Fannie Mae last week revealed that its mortgage portfolio declined by a 14.6% annualized rate, which follows a 10% annualized drop in January.

"We believe this reflects a pickup in prepayment speeds as the 10-year yield dipped earlier in the month, which accelerated liquidation from refis," said a UBS investment research report. The continued richness of mortgages versus Fannie debt - which hindered the GSE from buying new mortgages - is another factor in the decline.

UBS noted, however, that the current low level of purchases and the portfolio contraction - which was more than analysts estimated - also shows that Fannie is disciplined in its portfolio growth.

"Consequently, we believe the risk to earnings from the portfolio shrinkage is limited at this point," wrote analysts at UBS, adding that they expect less shrinkage going forward.

Fannie's book of business - reflecting growth in the GSE's outstanding MBS issuances - increased at an annualized rate of 3.8% in January. Fannie currently predicts that total single-family originations for this year will reach approximately $1.9 trillion, while residential mortgage debt outstanding will rise at an annualized rate of 9.4%.

The GSE's outstanding MBS reached $1.32 trillion, increasing by $19 billion (a 18.5% annualized rate) from December. This reflects lower third-party acquisitions (which amounted to $45 billion) as well as higher liquidations (totaling $28 billion), according to a report by Prudential Equity Group, LLC. Mortgage-backeds liquidated at an annual rate of 25%, increasing 79 basis points from December. Prudential also noted that investor appetite for MBS rose as a percentage of business volume. Buysiders bought 84% of January's volume, increasing from 81% in December.

Sandler O'Neill & Partners, meanwhile, mentioned that the carry trade is still "alive and well" due to the continuing low short-term market interest rates and steep yield curve.

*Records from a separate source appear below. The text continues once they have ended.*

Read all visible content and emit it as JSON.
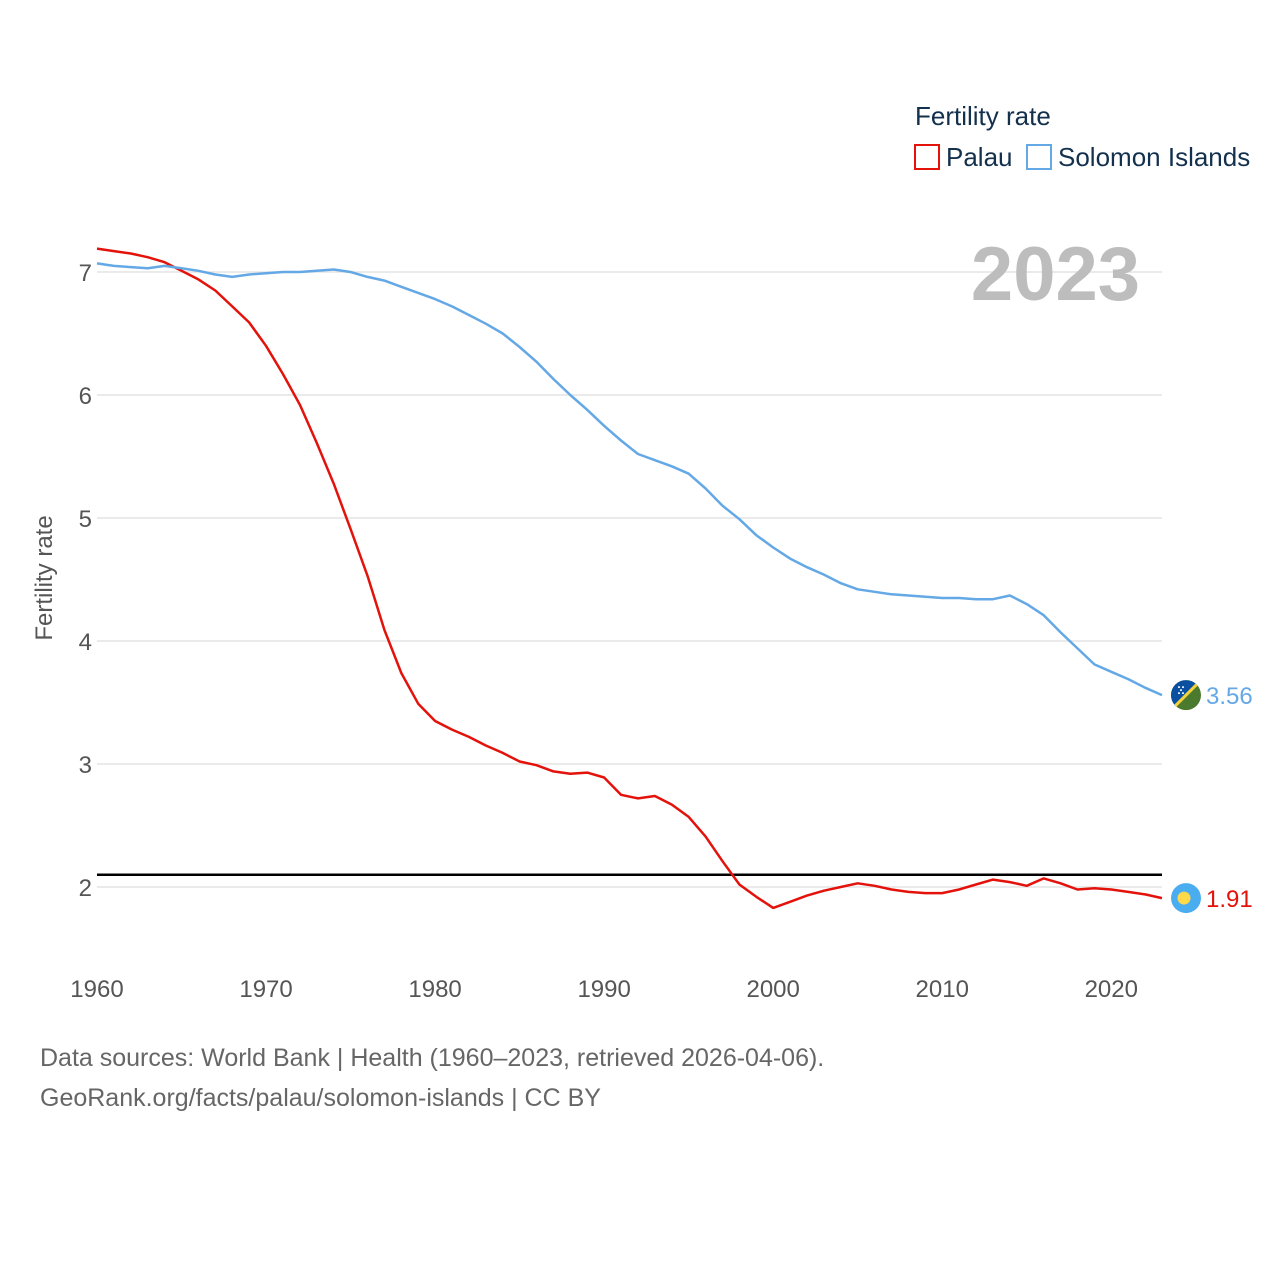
{
  "chart_data": {
    "type": "line",
    "title": "Fertility rate",
    "xlabel": "",
    "ylabel": "Fertility rate",
    "xlim": [
      1960,
      2023
    ],
    "ylim": [
      1.4,
      7.5
    ],
    "x_ticks": [
      1960,
      1970,
      1980,
      1990,
      2000,
      2010,
      2020
    ],
    "y_ticks": [
      2,
      3,
      4,
      5,
      6,
      7
    ],
    "current_year": "2023",
    "reference_line": {
      "y": 2.1
    },
    "x": [
      1960,
      1961,
      1962,
      1963,
      1964,
      1965,
      1966,
      1967,
      1968,
      1969,
      1970,
      1971,
      1972,
      1973,
      1974,
      1975,
      1976,
      1977,
      1978,
      1979,
      1980,
      1981,
      1982,
      1983,
      1984,
      1985,
      1986,
      1987,
      1988,
      1989,
      1990,
      1991,
      1992,
      1993,
      1994,
      1995,
      1996,
      1997,
      1998,
      1999,
      2000,
      2001,
      2002,
      2003,
      2004,
      2005,
      2006,
      2007,
      2008,
      2009,
      2010,
      2011,
      2012,
      2013,
      2014,
      2015,
      2016,
      2017,
      2018,
      2019,
      2020,
      2021,
      2022,
      2023
    ],
    "series": [
      {
        "name": "Palau",
        "color": "#e3120b",
        "end_label": "1.91",
        "flag": "palau-flag-icon",
        "values": [
          7.19,
          7.17,
          7.15,
          7.12,
          7.08,
          7.01,
          6.94,
          6.85,
          6.72,
          6.59,
          6.4,
          6.17,
          5.92,
          5.61,
          5.28,
          4.91,
          4.53,
          4.09,
          3.74,
          3.49,
          3.35,
          3.28,
          3.22,
          3.15,
          3.09,
          3.02,
          2.99,
          2.94,
          2.92,
          2.93,
          2.89,
          2.75,
          2.72,
          2.74,
          2.67,
          2.57,
          2.41,
          2.21,
          2.02,
          1.92,
          1.83,
          1.88,
          1.93,
          1.97,
          2.0,
          2.03,
          2.01,
          1.98,
          1.96,
          1.95,
          1.95,
          1.98,
          2.02,
          2.06,
          2.04,
          2.01,
          2.07,
          2.03,
          1.98,
          1.99,
          1.98,
          1.96,
          1.94,
          1.91
        ]
      },
      {
        "name": "Solomon Islands",
        "color": "#64a8e6",
        "end_label": "3.56",
        "flag": "solomon-islands-flag-icon",
        "values": [
          7.07,
          7.05,
          7.04,
          7.03,
          7.05,
          7.03,
          7.01,
          6.98,
          6.96,
          6.98,
          6.99,
          7.0,
          7.0,
          7.01,
          7.02,
          7.0,
          6.96,
          6.93,
          6.88,
          6.83,
          6.78,
          6.72,
          6.65,
          6.58,
          6.5,
          6.39,
          6.27,
          6.13,
          6.0,
          5.88,
          5.75,
          5.63,
          5.52,
          5.47,
          5.42,
          5.36,
          5.24,
          5.1,
          4.99,
          4.86,
          4.76,
          4.67,
          4.6,
          4.54,
          4.47,
          4.42,
          4.4,
          4.38,
          4.37,
          4.36,
          4.35,
          4.35,
          4.34,
          4.34,
          4.37,
          4.3,
          4.21,
          4.07,
          3.94,
          3.81,
          3.75,
          3.69,
          3.62,
          3.56
        ]
      }
    ]
  },
  "footer": {
    "sources": "Data sources: World Bank | Health (1960–2023, retrieved 2026-04-06).",
    "credit": "GeoRank.org/facts/palau/solomon-islands | CC BY"
  }
}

Mike McMahon, managing director at Sandler, stated that Fannie will probably not bid aggressively for mortgages just to support its growth. He said that bidding aggressively for mortgages that offer low returns is not one of Fannie's strategies. "Fannie Mae is certainly willing to wait until mortgage prices improve and allow its outstanding MBS to increase," wrote McMahon. He added that guarantee fees that were earned on mortgage-backeds owned by investors give the GSE a high return and a capital-efficient business.

Fannie's interest rate risk measures are still stable and conservative, said analysts. Its duration gap stayed at negative one month, remaining flat from December and staying within the target range of plus or minus six months.

Prudential recalled that in Fannie's second quarter conference call held in July last year, management talked about a more conservative interest rate risk management strategy. Fannie's goal is to offset between 50% to 60% mortgage optionality in its portfolio using option-based debt and conduct rebalancing actions for a tighter duration gap. Analysts also noted that the GSE hopes more frequent portfolio rebalancing will make the duration gap stay within a plus or minus six months range.

Analysts were, on a whole, satisfied with Fannie's report card. "Overall, the monthly numbers came in about as expected, with the only exception being the larger decline in Fannie Mae's mortgage portfolio," said Sandler's McMahon. He explained that January business volumes numbers are usually weak because of seasonal factors, adding that he expects the volume to increase going forward. Fannie is known to use periods of weak portfolio growth to buy back shares, said McMahon, saying that he predicts portfolio growth will spike once short-term interest rates start moving up. This would make the carry trade significantly less attractive.